Tonight’s final is the climax of the week-long Eurovision contest, which has already seen its share of controversy and surprises.
Russia made a shock exit from the competition during Thursday’s semi-final - the first time the country has failed to qualify for the final since the current system was introduced.
And the contest’s organisers have barred China from showing the final, after one of its TV stations censored LGBT elements of Tuesday’s semi-final.
One of these was Ireland’s song Together, performed by Ryan O’Shaughnessy, which included two male dancers depicting the end of a relationship.
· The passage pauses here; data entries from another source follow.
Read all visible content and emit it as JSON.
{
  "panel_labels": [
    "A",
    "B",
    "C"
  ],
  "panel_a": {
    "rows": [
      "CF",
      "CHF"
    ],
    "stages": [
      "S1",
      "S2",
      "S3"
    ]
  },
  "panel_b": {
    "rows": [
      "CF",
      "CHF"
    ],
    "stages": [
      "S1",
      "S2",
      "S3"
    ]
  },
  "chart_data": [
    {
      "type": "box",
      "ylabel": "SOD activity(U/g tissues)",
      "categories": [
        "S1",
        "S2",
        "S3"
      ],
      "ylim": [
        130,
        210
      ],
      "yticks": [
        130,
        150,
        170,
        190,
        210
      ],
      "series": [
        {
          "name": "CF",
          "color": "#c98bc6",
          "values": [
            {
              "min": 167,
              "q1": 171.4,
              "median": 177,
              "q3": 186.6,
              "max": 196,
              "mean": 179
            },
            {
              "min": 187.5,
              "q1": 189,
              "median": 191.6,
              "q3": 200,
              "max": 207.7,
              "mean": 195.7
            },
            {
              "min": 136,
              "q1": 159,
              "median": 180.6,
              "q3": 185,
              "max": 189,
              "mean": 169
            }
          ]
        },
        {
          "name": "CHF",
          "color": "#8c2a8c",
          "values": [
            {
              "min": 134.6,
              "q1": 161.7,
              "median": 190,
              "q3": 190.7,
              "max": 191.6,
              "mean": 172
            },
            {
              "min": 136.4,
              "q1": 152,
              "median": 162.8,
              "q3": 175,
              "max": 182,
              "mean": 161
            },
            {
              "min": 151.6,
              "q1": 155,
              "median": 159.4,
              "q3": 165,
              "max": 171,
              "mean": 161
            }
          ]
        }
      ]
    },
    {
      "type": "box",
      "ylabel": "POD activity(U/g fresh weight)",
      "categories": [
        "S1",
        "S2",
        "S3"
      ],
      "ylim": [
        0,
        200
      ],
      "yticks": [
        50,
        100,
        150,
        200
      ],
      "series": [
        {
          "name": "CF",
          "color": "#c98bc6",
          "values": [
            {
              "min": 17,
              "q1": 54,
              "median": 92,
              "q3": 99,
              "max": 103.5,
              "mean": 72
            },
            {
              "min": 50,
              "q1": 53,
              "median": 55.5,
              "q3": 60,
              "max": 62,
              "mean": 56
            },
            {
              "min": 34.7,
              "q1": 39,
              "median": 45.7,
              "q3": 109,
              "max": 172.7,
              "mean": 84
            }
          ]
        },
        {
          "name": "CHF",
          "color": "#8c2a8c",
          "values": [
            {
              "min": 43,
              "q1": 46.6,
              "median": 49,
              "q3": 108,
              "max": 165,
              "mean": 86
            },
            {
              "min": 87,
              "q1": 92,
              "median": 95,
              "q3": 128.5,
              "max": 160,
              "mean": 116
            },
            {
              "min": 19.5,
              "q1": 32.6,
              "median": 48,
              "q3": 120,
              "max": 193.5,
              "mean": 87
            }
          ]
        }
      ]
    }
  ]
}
Ireland - which holds the record for most Eurovision wins (seven) - is back in the final for the first time since 2013.
O’Shaughnessy will perform third from last, while SuRie will be ninth to appear.
“I think that’s a wonderful position to be in,” she told PA. “I’m not going to be sat backstage twiddling my thumbs and getting really nervous, just waiting and waiting and waiting.
“I’ll present my song and then I can enjoy the rest of the night.”
The UK did not have to compete in the semi-finals as it gets an automatic place in the Eurovision final, thanks to its status as one of the biggest financial contributors to the European Broadcasting Union.
This year’s final is also notable for:
- A return appearance by Norway’s Alexander Rybak, who won Eurovision in 2009
- Half the acts coming from countries in western Europe, the greatest proportion since 2014
- No appearance by Azerbaijan, who failed to qualify for the first time since their debut in 2008
- Australia’s fourth appearance in the contest, represented by Jessica Mauboy who previously appeared as an interval act during one of 2014’s semi-finals
TV host Graham Norton will be the commentator for BBC One’s coverage of the final, which begins at 8pm on Saturday evening.
Ken Bruce will present BBC Radio 2’s coverage, while former Bake Off host Mel Giedroyc will deliver the result of the UK vote live from London.